Projects & Studies
|Drainage Area||Watershed Population||Open Stream Miles||Primary Streams|
|25 Sq. Miles||9,694||36 Miles||Jackson Bayou|
The Jackson Bayou watershed is located in east Harris County, just east of Lake Houston, and serves the Crosby and Newport areas. The watershed covers about 25 square miles and flows into the San Jacinto River below Lake Houston via Jackson Bayou. There are about 36 miles of open streams within the watershed, including the primary stream and tributary channels. Gum Gully is the largest tributary in the watershed and drains about 17 square miles, which is close to 70% of the watershed. The estimated population within the watershed is just under 10,000.
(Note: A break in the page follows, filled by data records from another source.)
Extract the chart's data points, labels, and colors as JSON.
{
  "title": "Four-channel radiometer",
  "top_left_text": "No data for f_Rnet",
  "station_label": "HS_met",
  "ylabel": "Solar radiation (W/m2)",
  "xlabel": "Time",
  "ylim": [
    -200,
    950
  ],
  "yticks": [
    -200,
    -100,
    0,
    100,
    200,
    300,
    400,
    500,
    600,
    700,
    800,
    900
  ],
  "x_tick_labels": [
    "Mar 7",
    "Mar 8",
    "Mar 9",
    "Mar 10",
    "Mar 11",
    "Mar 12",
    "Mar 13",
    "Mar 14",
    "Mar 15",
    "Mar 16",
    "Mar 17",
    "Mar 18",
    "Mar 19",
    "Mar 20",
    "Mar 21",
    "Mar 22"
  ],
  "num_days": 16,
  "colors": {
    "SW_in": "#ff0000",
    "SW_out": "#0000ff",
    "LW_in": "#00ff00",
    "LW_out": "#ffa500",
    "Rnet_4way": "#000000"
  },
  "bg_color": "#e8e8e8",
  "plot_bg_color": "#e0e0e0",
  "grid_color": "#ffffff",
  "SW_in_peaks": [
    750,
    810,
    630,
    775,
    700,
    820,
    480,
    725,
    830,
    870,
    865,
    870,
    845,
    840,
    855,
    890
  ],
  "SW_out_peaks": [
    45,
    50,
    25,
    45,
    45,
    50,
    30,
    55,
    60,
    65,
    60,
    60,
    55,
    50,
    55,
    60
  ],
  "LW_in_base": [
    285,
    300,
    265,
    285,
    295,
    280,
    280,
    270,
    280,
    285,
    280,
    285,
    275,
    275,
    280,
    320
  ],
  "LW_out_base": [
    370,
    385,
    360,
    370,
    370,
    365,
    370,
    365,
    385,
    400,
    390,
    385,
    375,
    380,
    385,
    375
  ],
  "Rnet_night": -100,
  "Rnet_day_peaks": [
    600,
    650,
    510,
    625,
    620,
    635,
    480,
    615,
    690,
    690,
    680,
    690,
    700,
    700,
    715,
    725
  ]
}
Although erosion problems exist along most of the length of the Jackson Bayou and its tributaries, little or no regional planning has been done for Jackson Bayou due to the low incidence of structural flooding. Jackson Bayou is relatively deep with steep side slopes and the channel slope is relatively steep (for Harris County) which promotes rapid drainage of the watershed. Some flooding of a few structures has occurred in the last twenty years, although the mapped floodplain typically covers farmland and areas with scattered development. The floodplain in the lower portion of the watershed results from the San Jacinto River.
Development is concentrated in the Newport and Crosby area, but most of the watershed is relatively undeveloped and hosts either natural habitat or agricultural activity. Relatively slow growth is expected in the watershed.
Large portions of the watershed are still forested and have not been farmed or developed. Natural wildlife habitats through the undeveloped reaches of the bayou are of high quality and increase the environmental sensitivity of the entire watershed.